The Ashgate Handbook of Legal Translation
This volume investigates advances in the field of legal translation both from a theoretical and practical perspective, with professional and academic insights from leading experts in the field. Part I of the collection focuses on the exploration of legal translatability from a theoretical angle. Covering fundamental issues such as equivalence in legal translation, approaches to legal translation and the interaction between judicial interpretation and legal translation, the authors offer contributions from philosophical, rhetorical, terminological and lexicographical perspectives. Part II focuses on the analysis of legal translation from a practical perspective among different jurisdictions such as China, the EU and Japan, offering multiple and pluralistic viewpoints.
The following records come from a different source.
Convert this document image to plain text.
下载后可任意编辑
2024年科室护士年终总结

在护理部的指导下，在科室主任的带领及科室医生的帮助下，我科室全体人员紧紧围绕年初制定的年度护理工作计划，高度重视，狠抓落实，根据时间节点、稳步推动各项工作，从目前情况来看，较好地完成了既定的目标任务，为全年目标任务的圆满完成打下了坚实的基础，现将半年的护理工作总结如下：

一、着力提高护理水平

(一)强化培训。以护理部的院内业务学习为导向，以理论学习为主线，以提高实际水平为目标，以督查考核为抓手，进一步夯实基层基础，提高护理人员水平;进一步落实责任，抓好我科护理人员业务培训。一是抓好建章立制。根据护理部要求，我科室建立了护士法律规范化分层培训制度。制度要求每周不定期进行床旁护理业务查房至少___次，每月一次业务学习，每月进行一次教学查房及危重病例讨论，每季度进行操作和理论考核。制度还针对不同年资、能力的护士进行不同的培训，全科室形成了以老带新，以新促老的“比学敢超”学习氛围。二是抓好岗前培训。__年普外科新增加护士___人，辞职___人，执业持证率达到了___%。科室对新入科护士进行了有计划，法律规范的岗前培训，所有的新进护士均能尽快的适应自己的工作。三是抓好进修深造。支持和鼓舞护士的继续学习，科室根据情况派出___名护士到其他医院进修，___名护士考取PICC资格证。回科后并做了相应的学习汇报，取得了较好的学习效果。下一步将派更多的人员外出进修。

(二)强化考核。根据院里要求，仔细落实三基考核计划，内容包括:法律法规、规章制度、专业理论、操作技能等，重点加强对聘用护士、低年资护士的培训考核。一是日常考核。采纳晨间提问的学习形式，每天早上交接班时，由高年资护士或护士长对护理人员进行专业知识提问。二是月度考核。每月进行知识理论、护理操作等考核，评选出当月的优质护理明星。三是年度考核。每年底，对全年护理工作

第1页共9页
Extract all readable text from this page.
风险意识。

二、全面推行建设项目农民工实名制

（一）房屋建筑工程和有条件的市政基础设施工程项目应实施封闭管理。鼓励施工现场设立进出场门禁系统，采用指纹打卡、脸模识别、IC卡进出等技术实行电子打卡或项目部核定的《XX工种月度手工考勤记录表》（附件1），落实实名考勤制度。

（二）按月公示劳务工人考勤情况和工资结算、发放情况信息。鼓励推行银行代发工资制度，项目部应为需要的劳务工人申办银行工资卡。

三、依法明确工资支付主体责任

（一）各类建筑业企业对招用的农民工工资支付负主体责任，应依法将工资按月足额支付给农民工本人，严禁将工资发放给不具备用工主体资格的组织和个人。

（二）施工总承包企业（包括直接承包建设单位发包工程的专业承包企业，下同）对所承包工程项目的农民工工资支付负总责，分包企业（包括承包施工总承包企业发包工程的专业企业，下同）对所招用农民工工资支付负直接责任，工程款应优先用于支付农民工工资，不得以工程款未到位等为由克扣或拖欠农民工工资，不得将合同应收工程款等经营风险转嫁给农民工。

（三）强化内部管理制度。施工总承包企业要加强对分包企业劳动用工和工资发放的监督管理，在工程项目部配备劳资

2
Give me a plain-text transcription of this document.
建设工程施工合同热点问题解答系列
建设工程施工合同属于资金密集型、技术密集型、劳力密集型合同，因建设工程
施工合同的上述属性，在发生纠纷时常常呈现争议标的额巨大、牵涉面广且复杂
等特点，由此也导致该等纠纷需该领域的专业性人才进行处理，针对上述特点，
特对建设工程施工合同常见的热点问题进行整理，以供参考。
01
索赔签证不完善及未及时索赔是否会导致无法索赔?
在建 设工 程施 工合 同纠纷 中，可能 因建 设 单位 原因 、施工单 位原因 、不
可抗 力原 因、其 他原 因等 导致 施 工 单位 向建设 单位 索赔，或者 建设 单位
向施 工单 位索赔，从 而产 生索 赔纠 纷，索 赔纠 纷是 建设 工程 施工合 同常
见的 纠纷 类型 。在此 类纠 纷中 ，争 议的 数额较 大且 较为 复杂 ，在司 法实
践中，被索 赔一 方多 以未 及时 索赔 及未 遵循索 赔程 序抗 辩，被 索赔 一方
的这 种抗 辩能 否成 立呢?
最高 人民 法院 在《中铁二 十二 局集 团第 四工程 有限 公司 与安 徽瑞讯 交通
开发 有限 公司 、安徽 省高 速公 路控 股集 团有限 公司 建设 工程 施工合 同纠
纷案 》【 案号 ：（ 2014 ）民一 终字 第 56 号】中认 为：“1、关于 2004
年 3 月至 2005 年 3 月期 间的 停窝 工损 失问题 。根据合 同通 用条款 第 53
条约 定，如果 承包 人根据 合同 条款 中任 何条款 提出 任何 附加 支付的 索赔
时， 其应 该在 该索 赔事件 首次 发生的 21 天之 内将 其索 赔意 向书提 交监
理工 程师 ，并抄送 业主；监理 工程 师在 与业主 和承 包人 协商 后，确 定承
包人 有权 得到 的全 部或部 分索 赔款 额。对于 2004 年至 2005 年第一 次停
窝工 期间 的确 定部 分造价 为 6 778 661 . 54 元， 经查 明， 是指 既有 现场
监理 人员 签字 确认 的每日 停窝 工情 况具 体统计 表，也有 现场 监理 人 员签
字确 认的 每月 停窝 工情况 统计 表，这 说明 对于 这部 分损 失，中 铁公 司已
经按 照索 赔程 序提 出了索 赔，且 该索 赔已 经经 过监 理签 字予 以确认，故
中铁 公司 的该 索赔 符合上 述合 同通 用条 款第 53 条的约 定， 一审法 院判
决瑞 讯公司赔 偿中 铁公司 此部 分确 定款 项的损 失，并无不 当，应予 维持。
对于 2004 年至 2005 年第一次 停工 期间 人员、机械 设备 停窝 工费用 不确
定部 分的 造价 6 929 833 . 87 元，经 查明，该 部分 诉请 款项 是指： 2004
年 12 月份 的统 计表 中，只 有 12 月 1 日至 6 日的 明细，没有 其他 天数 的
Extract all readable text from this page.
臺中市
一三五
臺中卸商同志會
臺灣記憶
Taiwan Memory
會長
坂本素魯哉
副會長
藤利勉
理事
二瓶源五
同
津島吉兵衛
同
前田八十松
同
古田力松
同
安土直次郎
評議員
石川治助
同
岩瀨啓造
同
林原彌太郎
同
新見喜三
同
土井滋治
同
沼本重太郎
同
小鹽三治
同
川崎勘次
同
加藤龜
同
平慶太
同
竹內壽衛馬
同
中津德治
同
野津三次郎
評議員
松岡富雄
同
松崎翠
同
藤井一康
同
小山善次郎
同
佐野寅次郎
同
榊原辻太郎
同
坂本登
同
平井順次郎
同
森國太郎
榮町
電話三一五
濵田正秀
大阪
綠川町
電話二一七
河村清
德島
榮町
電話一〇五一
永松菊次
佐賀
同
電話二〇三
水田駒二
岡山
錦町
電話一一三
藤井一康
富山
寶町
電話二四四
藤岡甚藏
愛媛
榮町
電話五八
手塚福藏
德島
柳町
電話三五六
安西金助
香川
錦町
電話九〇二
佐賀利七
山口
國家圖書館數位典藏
This book presents a collection of studies in legal translation which not only provide the latest international research findings among academics and practitioners, but also furnish us with a new approach to, and new insights into, the phenomena and nature of legal translation and legal transfer. The collection provides an invaluable reference for researchers, practitioners, academics and students specialising in law and legal translation, philosophy, sociology, linguistics and semiotics.
The chapter features a theoretical viewpoint on an elusive notion of a ‘minimal unit of translation’ which is believed to underlie a technical mastery of translation in general and legal translation, in particular. Consequently, it is hoped to bear relevance to the core legal translation studies issues. However, no essential conceptualization has been undertaken to-date regarding a ‘unit of legal translation.’ This slows down the postulating of such crucial concepts for the legal translation theory and practice, as equivalence and semantic invariant, legal meaning nature and structure, practicable legal translation quality assessment criteria, and other vital issues. The legal translation theoretical framework may eventually benefit from the in-depth observations of several cases reviewed with a view to extrapolating them further on and using in larger legal translation data analysis. Some regularities of the English–Russian legal languages switch, describing respective techniques employed, are also elaborated on and discussed in detail.